Using trasnformers without positional encoding for non-ordinal data

Hey all, I am wondering if anyone has attempted something along the lines of the topic title.

The question is, could you use transformers and MLM for non-ordinal data e.g. a set. Inherently the attention mechanism is fine with this, the problem becomes mask tokens. If you have multiple mask tokens/missing items from the set, then as they go through the model they will obtain the same state → not useful for predicting >=2 missing items.

Does anyone have any resources regarding this? My current proposed solution would be to add some noise to the mask tokens to break the symmetry, then to use Hungarian algorithm for assignment when calculating loss. An alternative solution might be to use a soft positional embedding applied only to the masked tokens, then Hungarian assignment again. I think HG allows for true set like nature to be retained, which then means its a problem of how do you go about breaking symmetry.

Thanks for reading and please let me know what you think and if you have any resources regarding this!

1 Like

In case anyone is following this, here are my thoughts so far: the hungarian assignment presents an issue (although perhaps solveable one). It may be biasing learning toward dataset global statistics as opposed to intra-sample statistics.

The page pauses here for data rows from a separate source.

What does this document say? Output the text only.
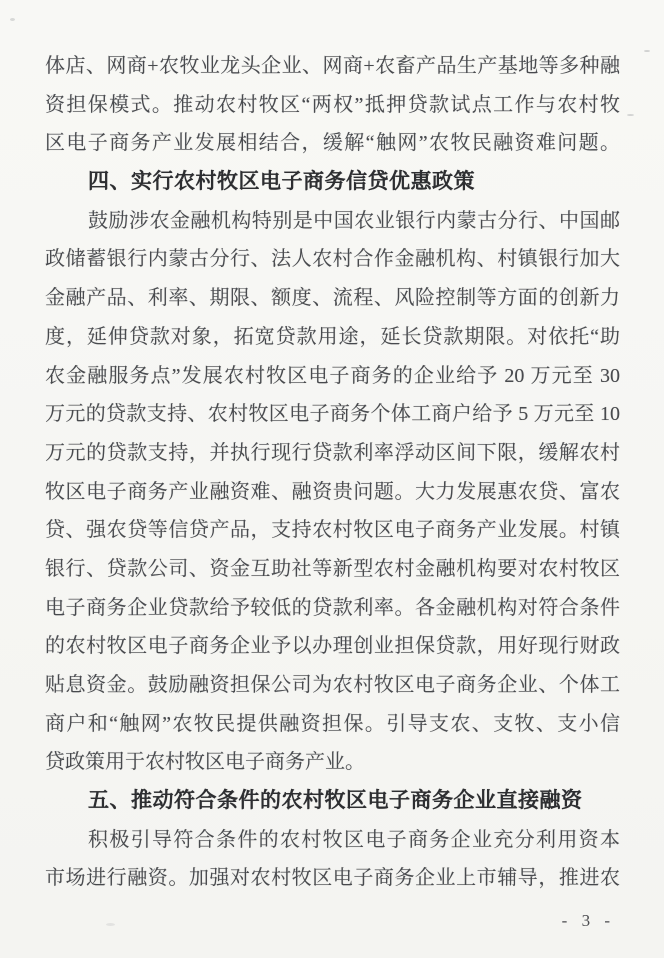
体店、网商+农牧业龙头企业、网商+农畜产品生产基地等多种融
资担保模式。推动农村牧区“两权”抵押贷款试点工作与农村牧
区电子商务产业发展相结合，缓解“触网”农牧民融资难问题。
四、实行农村牧区电子商务信贷优惠政策
鼓励涉农金融机构特别是中国农业银行内蒙古分行、中国邮
政储蓄银行内蒙古分行、法人农村合作金融机构、村镇银行加大
金融产品、利率、期限、额度、流程、风险控制等方面的创新力
度，延伸贷款对象，拓宽贷款用途，延长贷款期限。对依托“助
农金融服务点”发展农村牧区电子商务的企业给予 20 万元至 30
万元的贷款支持、农村牧区电子商务个体工商户给予 5 万元至 10
万元的贷款支持，并执行现行贷款利率浮动区间下限，缓解农村
牧区电子商务产业融资难、融资贵问题。大力发展惠农贷、富农
贷、强农贷等信贷产品，支持农村牧区电子商务产业发展。村镇
银行、贷款公司、资金互助社等新型农村金融机构要对农村牧区
电子商务企业贷款给予较低的贷款利率。各金融机构对符合条件
的农村牧区电子商务企业予以办理创业担保贷款，用好现行财政
贴息资金。鼓励融资担保公司为农村牧区电子商务企业、个体工
商户和“触网”农牧民提供融资担保。引导支农、支牧、支小信
贷政策用于农村牧区电子商务产业。
五、推动符合条件的农村牧区电子商务企业直接融资
积极引导符合条件的农村牧区电子商务企业充分利用资本
市场进行融资。加强对农村牧区电子商务企业上市辅导，推进农
- 3 -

This may be best shown by simplified example.
Take these true sets: ABCE, BCD, BCE

Instead of learning complex rules like presence of D means there cannot be A or E and presence of E indicates there is a possibility of A, we could just learn the frequency of occurrence:
BCEAD
This way, when it comes to any sample, Hungarian assignment will give benefit of the doubt and find the best way to minimise loss. This is surprisingly effective! Infact, generated sets from the model re-capture the distribution almost identically (as you would expect). The catch is, if you plot the co-occurence matrices for real vs generated data, the generated data contains only noise. It has not learnt underlying patterns of the data, despite effectively minimizing loss.

My proposed solution to this would be to set quite a low temperature on the softmax in the loss function. This way, the model must be more confident in predictions, and its harder to get away with simply modelling the global data statistics.

NB. I should add the loss curves are quite curious. There are multiple plateus, early on the model does actually learn correlation and achieved quite high co-occurence correlation (>0.8) to real data. But the loss has a second wind after that and reverts to global statistics learning.

1 Like